Em 2024, ao menos 11 juízes que atuam nas 50 cidades com menor Produto Interno Bruto (PIB) per capita do Brasil receberam salários acima do teto constitucional do funcionalismo público, que é de R$ 44.008,52. Em alguns casos, os vencimentos mensais ultrapassaram os R$ 100 mil, segundo dados do Conselho Nacional de Justiça (CNJ). A disparidade entre os rendimentos dos magistrados e o orçamento das cidades onde atuam expõe um cenário de desequilíbrio e ineficiência na gestão pública, segundo especialistas.
Na comarca de Icatu (MA), por exemplo, a juíza Nivana Pereira Guimarães teve rendimentos superiores ao teto em oito ocasiões ao longo do ano, chegando a R$ 107 mil apenas em dezembro. No total, ela recebeu R$ 634 mil em 2024 — cifra superior a todo o orçamento da Secretaria Municipal de Meio Ambiente (R$ 424 mil) e do setor de saneamento (R$ 332 mil) da cidade, que figura entre as 20 mais pobres do país, segundo o IBGE.
Situação semelhante foi registrada em Alcântara (MA), onde o juiz Rodrigo Otávio Terças Santos recebeu cinco vezes acima do teto constitucional, atingindo R$ 111 mil em um único mês. Ao longo do ano, o magistrado acumulou R$ 585 mil em remuneração, valor superior ao orçamento municipal destinado à agricultura (R$ 519 mil) e à habitação (R$ 151 mil). Em nota, o juiz afirmou que os valores referem-se a férias indenizadas e a funções adicionais que exerce no Tribunal de Justiça do Maranhão.
O Maranhão concentra nove dos 11 juízes com supersalários detectados pela auditoria e abriga 34 dos 50 municípios mais pobres do país. No Amazonas, onde duas dessas cidades estão localizadas, também houve casos de vencimentos elevados. Em Santa Isabel do Rio Negro, o juiz Manoel Átila Araripe Autran Nunes recebeu quatro salários acima do teto, somando R$ 512 mil em 2024. Em contraste, o orçamento local para assistência à mulher foi de apenas R$ 112 mil.

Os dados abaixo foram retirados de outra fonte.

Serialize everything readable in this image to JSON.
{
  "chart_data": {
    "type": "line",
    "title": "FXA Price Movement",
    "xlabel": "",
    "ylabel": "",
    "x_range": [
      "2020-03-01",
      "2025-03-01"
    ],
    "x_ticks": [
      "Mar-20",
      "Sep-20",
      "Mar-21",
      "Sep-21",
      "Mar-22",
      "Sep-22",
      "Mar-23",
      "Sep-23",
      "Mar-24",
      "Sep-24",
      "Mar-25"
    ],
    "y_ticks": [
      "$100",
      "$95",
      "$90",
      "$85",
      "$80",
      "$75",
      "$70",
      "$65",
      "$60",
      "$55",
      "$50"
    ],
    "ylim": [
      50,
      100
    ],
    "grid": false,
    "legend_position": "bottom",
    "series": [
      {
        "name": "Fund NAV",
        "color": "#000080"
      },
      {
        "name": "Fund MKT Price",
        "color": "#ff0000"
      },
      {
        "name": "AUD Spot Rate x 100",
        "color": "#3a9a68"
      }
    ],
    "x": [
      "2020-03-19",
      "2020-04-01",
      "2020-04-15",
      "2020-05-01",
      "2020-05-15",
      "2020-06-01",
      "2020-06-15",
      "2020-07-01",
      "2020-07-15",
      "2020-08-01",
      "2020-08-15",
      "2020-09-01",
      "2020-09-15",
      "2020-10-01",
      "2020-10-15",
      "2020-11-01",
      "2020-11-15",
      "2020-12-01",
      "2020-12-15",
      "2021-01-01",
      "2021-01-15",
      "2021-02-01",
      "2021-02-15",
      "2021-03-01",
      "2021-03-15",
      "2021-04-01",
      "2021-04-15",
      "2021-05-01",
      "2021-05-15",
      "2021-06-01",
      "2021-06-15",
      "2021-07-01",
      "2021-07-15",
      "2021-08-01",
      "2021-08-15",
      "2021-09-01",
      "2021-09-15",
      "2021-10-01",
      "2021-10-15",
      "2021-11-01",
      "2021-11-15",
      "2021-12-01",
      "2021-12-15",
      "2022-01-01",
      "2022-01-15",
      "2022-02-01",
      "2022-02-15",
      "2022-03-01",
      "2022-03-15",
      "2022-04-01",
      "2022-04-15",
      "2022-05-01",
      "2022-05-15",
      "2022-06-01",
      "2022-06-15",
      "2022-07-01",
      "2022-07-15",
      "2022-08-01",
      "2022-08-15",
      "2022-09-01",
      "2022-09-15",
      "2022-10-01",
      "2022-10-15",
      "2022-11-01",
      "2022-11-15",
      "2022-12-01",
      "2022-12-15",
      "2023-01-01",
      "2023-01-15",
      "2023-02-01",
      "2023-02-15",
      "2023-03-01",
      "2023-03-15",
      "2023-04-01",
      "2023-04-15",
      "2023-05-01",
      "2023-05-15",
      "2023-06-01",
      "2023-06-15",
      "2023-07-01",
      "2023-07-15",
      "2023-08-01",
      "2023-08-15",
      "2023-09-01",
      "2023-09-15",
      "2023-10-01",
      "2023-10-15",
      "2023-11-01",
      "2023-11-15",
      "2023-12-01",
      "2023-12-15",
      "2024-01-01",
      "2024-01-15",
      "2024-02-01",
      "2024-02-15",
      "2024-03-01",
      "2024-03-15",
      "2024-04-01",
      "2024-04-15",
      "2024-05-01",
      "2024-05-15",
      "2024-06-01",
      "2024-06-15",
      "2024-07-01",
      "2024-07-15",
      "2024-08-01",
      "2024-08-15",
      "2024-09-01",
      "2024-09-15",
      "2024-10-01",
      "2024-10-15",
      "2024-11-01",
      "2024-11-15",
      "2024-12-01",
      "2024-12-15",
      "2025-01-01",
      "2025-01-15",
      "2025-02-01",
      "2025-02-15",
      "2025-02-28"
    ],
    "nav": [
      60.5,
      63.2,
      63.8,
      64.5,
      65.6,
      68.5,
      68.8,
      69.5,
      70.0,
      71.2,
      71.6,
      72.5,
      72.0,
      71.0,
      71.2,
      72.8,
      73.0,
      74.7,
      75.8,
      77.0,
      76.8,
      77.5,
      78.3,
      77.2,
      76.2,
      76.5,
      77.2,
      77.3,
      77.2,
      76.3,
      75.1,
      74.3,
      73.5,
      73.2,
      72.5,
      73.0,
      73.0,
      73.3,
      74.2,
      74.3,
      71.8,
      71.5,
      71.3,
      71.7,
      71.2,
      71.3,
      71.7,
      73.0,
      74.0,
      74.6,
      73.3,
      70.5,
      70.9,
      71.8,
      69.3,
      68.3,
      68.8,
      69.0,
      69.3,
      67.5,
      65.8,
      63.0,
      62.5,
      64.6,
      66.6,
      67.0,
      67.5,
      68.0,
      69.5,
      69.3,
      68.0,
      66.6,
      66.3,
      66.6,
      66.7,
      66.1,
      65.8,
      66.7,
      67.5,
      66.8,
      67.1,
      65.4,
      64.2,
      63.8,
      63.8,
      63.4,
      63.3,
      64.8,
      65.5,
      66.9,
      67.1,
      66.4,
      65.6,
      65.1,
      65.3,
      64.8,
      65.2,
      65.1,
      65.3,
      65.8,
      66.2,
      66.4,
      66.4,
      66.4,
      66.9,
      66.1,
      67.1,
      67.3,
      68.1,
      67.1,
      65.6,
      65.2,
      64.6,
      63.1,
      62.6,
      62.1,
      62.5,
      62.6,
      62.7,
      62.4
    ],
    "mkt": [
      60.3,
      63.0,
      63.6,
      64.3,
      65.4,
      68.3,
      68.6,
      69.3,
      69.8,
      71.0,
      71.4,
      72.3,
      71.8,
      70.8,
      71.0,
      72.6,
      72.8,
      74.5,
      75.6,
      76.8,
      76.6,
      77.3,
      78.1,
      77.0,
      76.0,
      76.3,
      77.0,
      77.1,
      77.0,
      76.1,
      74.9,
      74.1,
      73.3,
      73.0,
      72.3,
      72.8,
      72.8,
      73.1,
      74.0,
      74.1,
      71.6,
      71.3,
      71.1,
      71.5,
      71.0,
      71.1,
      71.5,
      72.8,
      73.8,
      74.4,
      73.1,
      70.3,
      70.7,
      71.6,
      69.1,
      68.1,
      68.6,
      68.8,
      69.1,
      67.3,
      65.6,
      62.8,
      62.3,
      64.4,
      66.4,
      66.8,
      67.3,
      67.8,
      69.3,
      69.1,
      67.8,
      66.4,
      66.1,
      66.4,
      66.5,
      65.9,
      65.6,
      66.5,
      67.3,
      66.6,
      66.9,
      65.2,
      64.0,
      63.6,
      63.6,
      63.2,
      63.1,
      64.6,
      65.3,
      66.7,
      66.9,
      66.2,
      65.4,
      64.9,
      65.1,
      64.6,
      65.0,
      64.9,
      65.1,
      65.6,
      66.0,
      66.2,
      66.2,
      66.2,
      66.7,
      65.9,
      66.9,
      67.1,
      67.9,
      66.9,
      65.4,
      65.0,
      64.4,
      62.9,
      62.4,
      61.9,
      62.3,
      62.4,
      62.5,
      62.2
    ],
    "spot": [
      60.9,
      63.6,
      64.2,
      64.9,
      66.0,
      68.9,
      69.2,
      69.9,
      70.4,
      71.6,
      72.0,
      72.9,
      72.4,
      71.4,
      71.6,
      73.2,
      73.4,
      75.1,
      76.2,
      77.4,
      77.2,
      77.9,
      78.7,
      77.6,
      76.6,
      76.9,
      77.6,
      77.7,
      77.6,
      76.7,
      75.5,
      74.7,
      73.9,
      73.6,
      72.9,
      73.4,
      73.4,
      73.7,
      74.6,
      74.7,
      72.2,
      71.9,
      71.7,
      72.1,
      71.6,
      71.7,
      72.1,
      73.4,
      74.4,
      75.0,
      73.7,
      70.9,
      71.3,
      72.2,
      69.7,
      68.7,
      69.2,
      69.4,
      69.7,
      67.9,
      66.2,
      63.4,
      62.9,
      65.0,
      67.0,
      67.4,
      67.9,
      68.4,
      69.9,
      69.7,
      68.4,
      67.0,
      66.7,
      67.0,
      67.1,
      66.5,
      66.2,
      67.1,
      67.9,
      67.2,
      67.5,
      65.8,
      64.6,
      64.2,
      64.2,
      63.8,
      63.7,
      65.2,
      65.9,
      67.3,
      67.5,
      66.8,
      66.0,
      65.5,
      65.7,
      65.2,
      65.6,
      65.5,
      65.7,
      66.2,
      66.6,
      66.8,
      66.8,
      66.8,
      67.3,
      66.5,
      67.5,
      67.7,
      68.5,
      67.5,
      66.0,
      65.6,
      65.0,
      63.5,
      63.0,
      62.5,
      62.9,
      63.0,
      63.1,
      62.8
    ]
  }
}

Segundo os dados do CNJ, os valores que extrapolam o teto — cerca de R$ 637 mil no total — foram pagos principalmente sob a justificativa de serem verbas indenizatórias. Em nota, a Associação dos Magistrados do Maranhão (Amma) afirmou que todos os valores estão dentro da legalidade e seguem diretrizes autorizadas pelo CNJ. Já os Tribunais de Justiça do Maranhão e do Amazonas, além da Associação dos Magistrados do Amazonas, não se manifestaram até a publicação da matéria.
Para especialistas, no entanto, a prática desequilibra orçamentos estaduais e compromete investimentos em áreas essenciais como saúde, educação e infraestrutura, especialmente nas regiões mais vulneráveis. Renata Vilhena, presidente do conselho do Instituto República.org, argumenta que os recursos pagos em supersalários poderiam ser usados para suprir déficits graves nos serviços públicos. “O Estado entrega valores exorbitantes a poucos enquanto municípios continuam sem verba suficiente para atender à população”, afirma.
A desigualdade também é evidenciada por comparações com programas federais. Segundo estimativa do movimento Pessoas à Frente, os R$ 11,1 bilhões gastos com supersalários em 2023 seriam suficientes para manter 1,36 milhão de famílias no Bolsa Família por um ano, construir 4.582 unidades básicas de saúde ou financiar bolsas do programa Pé-de-Meia para 3,9 milhões de estudantes.
O economista Nelson Marconi, da Fundação Getulio Vargas (FGV), reconhece que a função de juiz exige remuneração compatível com a responsabilidade do cargo, mas critica os valores muito acima do teto. “Mesmo que o magistrado atue em regiões remotas, isso não justifica pagamentos tão elevados. Auxílios como plano de saúde e auxílio-creche não deveriam ser classificados como indenizatórios”, afirma.
Casos como o da juíza Flor de Lys Ferreira Amaral, em Bequimão (MA), reforçam essa percepção. Na cidade, onde o PIB per capita é de apenas R$ 6.480,26 e os trabalhadores recebem, em média, 1,7 salário mínimo, a magistrada teve remuneração média de R$ 42,5 mil e recebeu três vezes acima do teto no último ano, com um pico de R$ 83.997 em um único mês.
Para Tadeu Barros, diretor-presidente do Centro de Liderança Pública (CLP), o problema está na falta de razoabilidade fiscal. “O ganho de uma pequena elite do funcionalismo, em valores tão acima da realidade local, compromete o equilíbrio orçamentário e agrava ainda mais as desigualdades regionais”, afirma.